Ternyata kami sudah tiba di perbatasan Jayawijaya-Mamteng. Di sebuah jalan yang agak lebar, yang di sisinya kita bisa parkir mobil dan duduk-duduk melepas penat setelah terkocok-kocok selama dua setengah jam lebih di dalam mobil. Namun alih-alih melepas penat dengan duduk-duduk, kami semua memilih memandangi suguhan alam yang begitu mempesona. Bukit-bukit yang indah, berpadu dengan langit Papua yang biru. Udara dingin dan sejuk melengkapi keindahannya. Kalau ada yang menganggu pemandangan indah itu, maaf, adalah bendera-bendera partai yang berbaris di salah satu sisi jalan.

Bendera-bendera partai memang menjadi pemandangan yang tak terpisahkan dari alam Papua sejak kami memulai perjalanan dari Wamena. Bendera-bendera itu, dengan warna-warninya yang beragam, berkibar-kibar ditiup angin, sekali lagi, maaf, menjadi sesuatu yang dalam pandangan saya, menodai keaslian alam. Barisan itu begitu asing di tengah-tengah kehijauan, kerimbunan, kemurnian, dan keaslian alam, masyarakat dan budayanya. Mungkin karena saya menyukai segala hal yang natural, melihat bendera-bendera bertebaran di mana-mana seperti itu, maaf lagi, sangat-sangat mengganggu kenikmatan saya dalam mengakrabi alam. Mereka sama sekali tidak menyatu dengan lingkungan.

Tapi tentu saja saya tidak bisa menyalahkan keadaan tersebut. Menjelang pesta demokrasi, semua partai sedang giat-giatnya melakukan sosialisasi, kampanye, dan berbagai upaya untuk menarik simpati masyarakat di mana pun. Pembelajaran politik sedang berlangsung. Meski, sejujurnya saya ragu, apakah masyarakat belajar sesuatu dari proses tersebut.

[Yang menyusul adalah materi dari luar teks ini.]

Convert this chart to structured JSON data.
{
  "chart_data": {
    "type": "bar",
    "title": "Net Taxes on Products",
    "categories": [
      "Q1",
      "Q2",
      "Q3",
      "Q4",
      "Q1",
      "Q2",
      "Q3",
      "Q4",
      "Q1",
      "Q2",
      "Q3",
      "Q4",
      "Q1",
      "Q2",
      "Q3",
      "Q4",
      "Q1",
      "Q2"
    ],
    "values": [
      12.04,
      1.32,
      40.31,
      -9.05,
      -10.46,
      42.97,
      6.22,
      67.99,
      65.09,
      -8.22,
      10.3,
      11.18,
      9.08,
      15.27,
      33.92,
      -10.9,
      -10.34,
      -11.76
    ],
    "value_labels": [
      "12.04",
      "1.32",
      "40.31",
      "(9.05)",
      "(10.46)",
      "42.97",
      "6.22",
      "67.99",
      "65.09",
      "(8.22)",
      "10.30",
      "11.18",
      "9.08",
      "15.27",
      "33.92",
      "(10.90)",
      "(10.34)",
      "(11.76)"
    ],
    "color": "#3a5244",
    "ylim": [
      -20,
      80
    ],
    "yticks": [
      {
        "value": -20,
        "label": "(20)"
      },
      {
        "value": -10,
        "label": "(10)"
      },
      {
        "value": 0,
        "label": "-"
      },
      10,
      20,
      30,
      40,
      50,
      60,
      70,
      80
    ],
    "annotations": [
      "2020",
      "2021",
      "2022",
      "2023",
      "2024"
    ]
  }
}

Bagi orang-orang pedalaman yang masih primitif ini, saya yakin, ini hanyalah saat di mana mereka bisa melihat hiburan berupa konvoi-konvoi dan yel-yel, panggung yang penuh pesta-pora, dan juga bagi-bagi hadiah berupa sembako dan bahkan rupiah, karena 'kebaikan hati' para aktor politik. Tidak hanya di pedalaman, bahkan di kota-kota besar pun, saya nyaris tidak bisa melihat ada sebuah proses pembelajaran politik, saat orang-orang baik itu tiba-tiba blusukan ke pasar-pasar membagikan sembako dan rupiah, menyapa para WTS di lokalisasi, bersalam pada para pasien di rumah sakit, bersurat pada masyarakat memohon doa restu, bersilaturahim ke para tokoh, menebar pesona di televisi, dan menyapa orang-orang dari lapisan mana pun dengan kata-kata manis penuh gula-gula. Saya justeru sedang menyaksikan sebuah sandiwara di panggung besar dengan para aktornya orang-orang besar dan melihat betapa besar hati, jiwa dan cita-cita mereka. Begitu besarnya sampai tak terbayangkan bagaimana mewujudkan semua itu.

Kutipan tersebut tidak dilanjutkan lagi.